More than 85% of the properties included in Fannie Mae's first REO rental pilot program are already teneted, Barclays Capital analysts reported in their latest securitization report.
With the majority of the properties taken up, the program is set to come through. However, Barclays analysts predict only a modest overall effect on the housing market. This is because of the program's concentration to only certain pockets of the U.S. housing market.
"Relatively modest rental yields at the national level and the onerous operational logistics of managing REO homes spread across regions will likely keep the positive effects of the program limited to regions such as Phoenix, Chicago, and parts of California/Florida," according to the report.

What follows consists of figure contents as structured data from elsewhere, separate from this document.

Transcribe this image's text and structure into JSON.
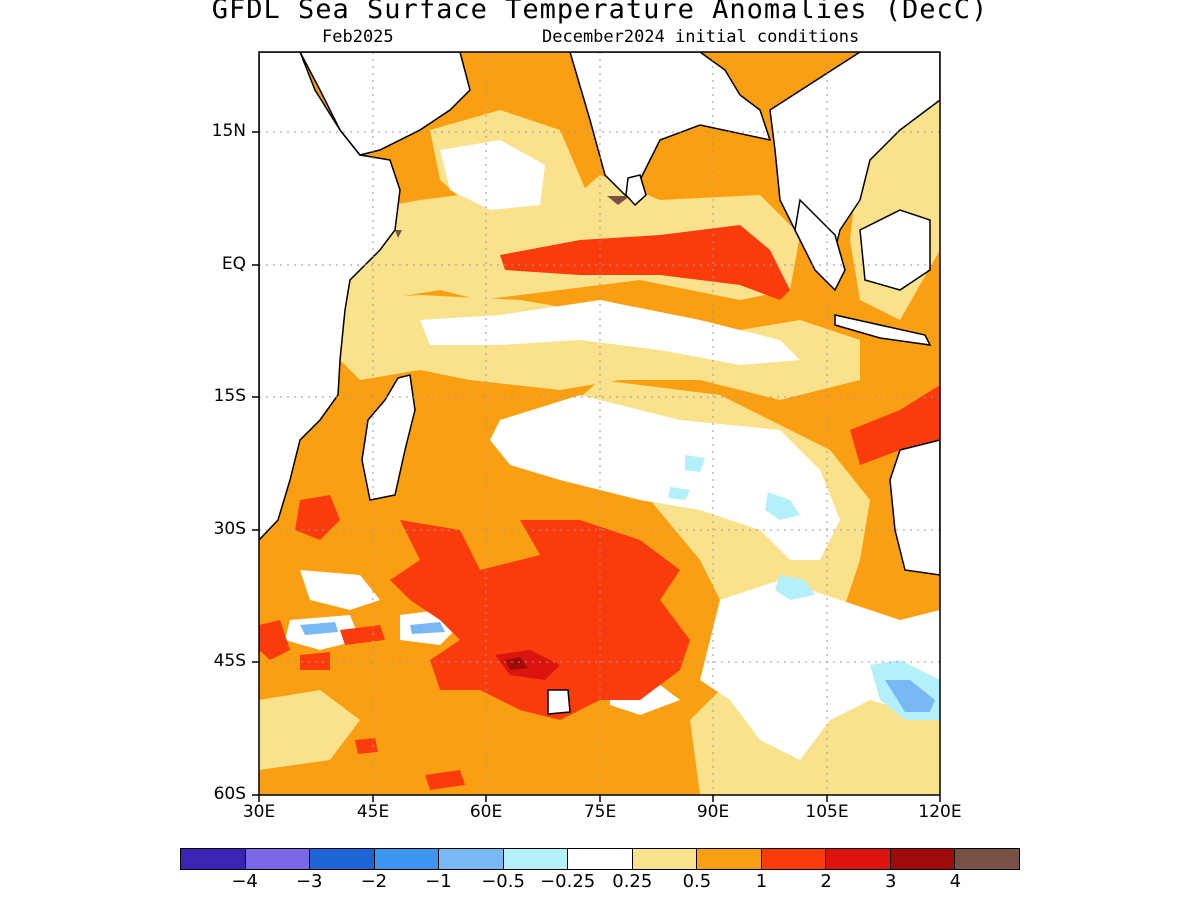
{
  "title": "GFDL Sea Surface Temperature Anomalies (DecC)",
  "subtitle_left": "Feb2025",
  "subtitle_right": "December2024 initial conditions",
  "lat_ticks": [
    "15N",
    "EQ",
    "15S",
    "30S",
    "45S",
    "60S"
  ],
  "lon_ticks": [
    "30E",
    "45E",
    "60E",
    "75E",
    "90E",
    "105E",
    "120E"
  ],
  "colorbar": {
    "colors": [
      "#3a24b4",
      "#7b68e6",
      "#1e64d4",
      "#3c96f0",
      "#78b9f5",
      "#b4f0fa",
      "#ffffff",
      "#fae18c",
      "#fa9f12",
      "#fa3c0c",
      "#dc1410",
      "#a00a0a",
      "#785046"
    ],
    "labels": [
      "−4",
      "−3",
      "−2",
      "−1",
      "−0.5",
      "−0.25",
      "0.25",
      "0.5",
      "1",
      "2",
      "3",
      "4"
    ]
  },
  "colors": {
    "white": "#ffffff",
    "light_yellow": "#fae18c",
    "orange": "#fa9f12",
    "red": "#fa3c0c",
    "dark_red": "#dc1410",
    "maroon": "#a00a0a",
    "cyan": "#b4f0fa",
    "light_blue": "#78b9f5",
    "blue": "#3c96f0",
    "brown": "#785046"
  }
}
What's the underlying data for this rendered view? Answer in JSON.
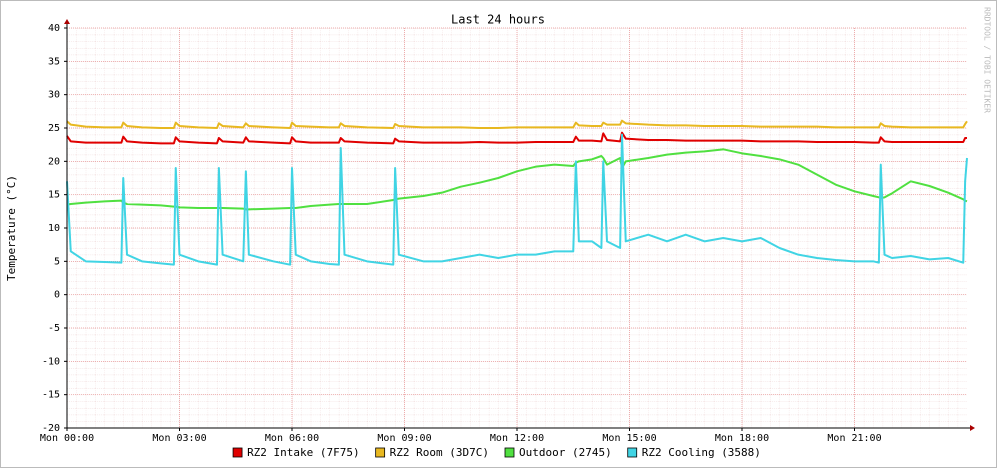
{
  "chart_data": {
    "type": "line",
    "title": "Last 24 hours",
    "y_label": "Temperature (°C)",
    "watermark": "RRDTOOL / TOBI OETIKER",
    "xlim": [
      0,
      24
    ],
    "ylim": [
      -20,
      40
    ],
    "xticks": [
      {
        "value": 0,
        "label": "Mon 00:00"
      },
      {
        "value": 3,
        "label": "Mon 03:00"
      },
      {
        "value": 6,
        "label": "Mon 06:00"
      },
      {
        "value": 9,
        "label": "Mon 09:00"
      },
      {
        "value": 12,
        "label": "Mon 12:00"
      },
      {
        "value": 15,
        "label": "Mon 15:00"
      },
      {
        "value": 18,
        "label": "Mon 18:00"
      },
      {
        "value": 21,
        "label": "Mon 21:00"
      }
    ],
    "yticks": [
      -20,
      -15,
      -10,
      -5,
      0,
      5,
      10,
      15,
      20,
      25,
      30,
      35,
      40
    ],
    "grid": true,
    "x": [
      0,
      0.1,
      0.5,
      1,
      1.45,
      1.5,
      1.6,
      2,
      2.5,
      2.85,
      2.9,
      3.0,
      3.5,
      4.0,
      4.05,
      4.15,
      4.7,
      4.77,
      4.85,
      5.5,
      5.95,
      6.0,
      6.1,
      6.5,
      7.0,
      7.25,
      7.3,
      7.4,
      8,
      8.7,
      8.75,
      8.85,
      9.5,
      10,
      10.5,
      11,
      11.5,
      12,
      12.5,
      13,
      13.5,
      13.57,
      13.65,
      14,
      14.25,
      14.3,
      14.4,
      14.75,
      14.8,
      14.9,
      15.5,
      16,
      16.5,
      17,
      17.5,
      18,
      18.5,
      19,
      19.5,
      20,
      20.5,
      21,
      21.5,
      21.65,
      21.7,
      21.8,
      22,
      22.5,
      23,
      23.5,
      23.9,
      23.95,
      24
    ],
    "series": [
      {
        "name": "RZ2 Intake (7F75)",
        "color": "#e00000",
        "values": [
          23.8,
          23,
          22.8,
          22.8,
          22.8,
          23.7,
          23,
          22.8,
          22.7,
          22.7,
          23.6,
          23,
          22.8,
          22.7,
          23.5,
          23,
          22.8,
          23.6,
          23,
          22.8,
          22.7,
          23.6,
          23,
          22.8,
          22.8,
          22.8,
          23.5,
          23,
          22.8,
          22.7,
          23.4,
          23,
          22.8,
          22.8,
          22.8,
          22.9,
          22.8,
          22.8,
          22.9,
          22.9,
          22.9,
          23.7,
          23.1,
          23.1,
          23,
          24.2,
          23.2,
          23,
          24.3,
          23.4,
          23.2,
          23.2,
          23.1,
          23.1,
          23.1,
          23.1,
          23,
          23,
          23,
          22.9,
          22.9,
          22.9,
          22.8,
          22.8,
          23.6,
          23,
          22.9,
          22.9,
          22.9,
          22.9,
          22.9,
          23.5,
          23.5
        ]
      },
      {
        "name": "RZ2 Room (3D7C)",
        "color": "#e8b820",
        "values": [
          26,
          25.5,
          25.2,
          25.1,
          25.1,
          25.8,
          25.3,
          25.1,
          25,
          25,
          25.8,
          25.3,
          25.1,
          25,
          25.7,
          25.3,
          25.1,
          25.7,
          25.3,
          25.1,
          25,
          25.8,
          25.3,
          25.2,
          25.1,
          25.1,
          25.7,
          25.3,
          25.1,
          25,
          25.6,
          25.3,
          25.1,
          25.1,
          25.1,
          25,
          25,
          25.1,
          25.1,
          25.1,
          25.1,
          25.8,
          25.4,
          25.3,
          25.3,
          25.8,
          25.5,
          25.5,
          26.1,
          25.7,
          25.5,
          25.4,
          25.4,
          25.3,
          25.3,
          25.3,
          25.2,
          25.2,
          25.2,
          25.2,
          25.1,
          25.1,
          25.1,
          25.1,
          25.7,
          25.3,
          25.2,
          25.1,
          25.1,
          25.1,
          25.1,
          25.6,
          26
        ]
      },
      {
        "name": "Outdoor (2745)",
        "color": "#50e040",
        "values": [
          13.5,
          13.6,
          13.8,
          14,
          14.1,
          13.8,
          13.6,
          13.5,
          13.4,
          13.2,
          13.2,
          13.1,
          13,
          13,
          13,
          13,
          12.9,
          12.8,
          12.8,
          12.9,
          13,
          13,
          13,
          13.3,
          13.5,
          13.6,
          13.6,
          13.6,
          13.6,
          14.2,
          14.3,
          14.4,
          14.8,
          15.3,
          16.2,
          16.8,
          17.5,
          18.5,
          19.2,
          19.5,
          19.3,
          19.8,
          20,
          20.3,
          20.8,
          20.5,
          19.5,
          20.5,
          19,
          20,
          20.5,
          21,
          21.3,
          21.5,
          21.8,
          21.2,
          20.8,
          20.3,
          19.5,
          18,
          16.5,
          15.5,
          14.8,
          14.6,
          14.5,
          14.6,
          15.2,
          17,
          16.3,
          15.3,
          14.3,
          14.1,
          14
        ]
      },
      {
        "name": "RZ2 Cooling (3588)",
        "color": "#40d4e4",
        "values": [
          17,
          6.5,
          5,
          4.9,
          4.8,
          17.5,
          6,
          5,
          4.7,
          4.5,
          19,
          6,
          5,
          4.5,
          19,
          6,
          5,
          18.5,
          6,
          5,
          4.5,
          19,
          6,
          5,
          4.6,
          4.5,
          22,
          6,
          5,
          4.5,
          19,
          6,
          5,
          5,
          5.5,
          6,
          5.5,
          6,
          6,
          6.5,
          6.5,
          20,
          8,
          8,
          7,
          20,
          8,
          7,
          24,
          8,
          9,
          8,
          9,
          8,
          8.5,
          8,
          8.5,
          7,
          6,
          5.5,
          5.2,
          5,
          5,
          4.8,
          19.5,
          6,
          5.5,
          5.8,
          5.3,
          5.5,
          4.8,
          17,
          20.5
        ]
      }
    ]
  }
}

There is also good news outside of the Fannie Mae program. REO rental properties that fall outside of the scheme have seen some good interest, according to data reported by Memphis Invest. The company is a provider of single-family rental real estate investment services and, and based on its data, 1Q12 activity showed a 67% year-over-year increase in the number of homes sold to investors.
The company sold 99 homes in 1Q12, compared to 59 homes sold in 1Q11. The report also showed that of those 99 homes purchased by investors, 82% were real estate owned (REO) properties. Currently, REO properties comprise 85% of the company’s total inventory.
The activity in the sector, the company said in a press report, reflects continued growth in the REO-to-rental market "that has become increasingly attractive for individual investors looking to capitalize on the distressed housing market and the increase in demand for single-family rentals."
Memphis Invest places tenants in the home and manages tenant relations on an ongoing basis for its investors. It currently manages over 1,000 properties in Memphis and Dallas – 97% of whom reside outside Tennessee and Texas.
So far in 2012 the company is purchasing an average of 35 homes per month, up from an average of 27 homes purchased per month last year.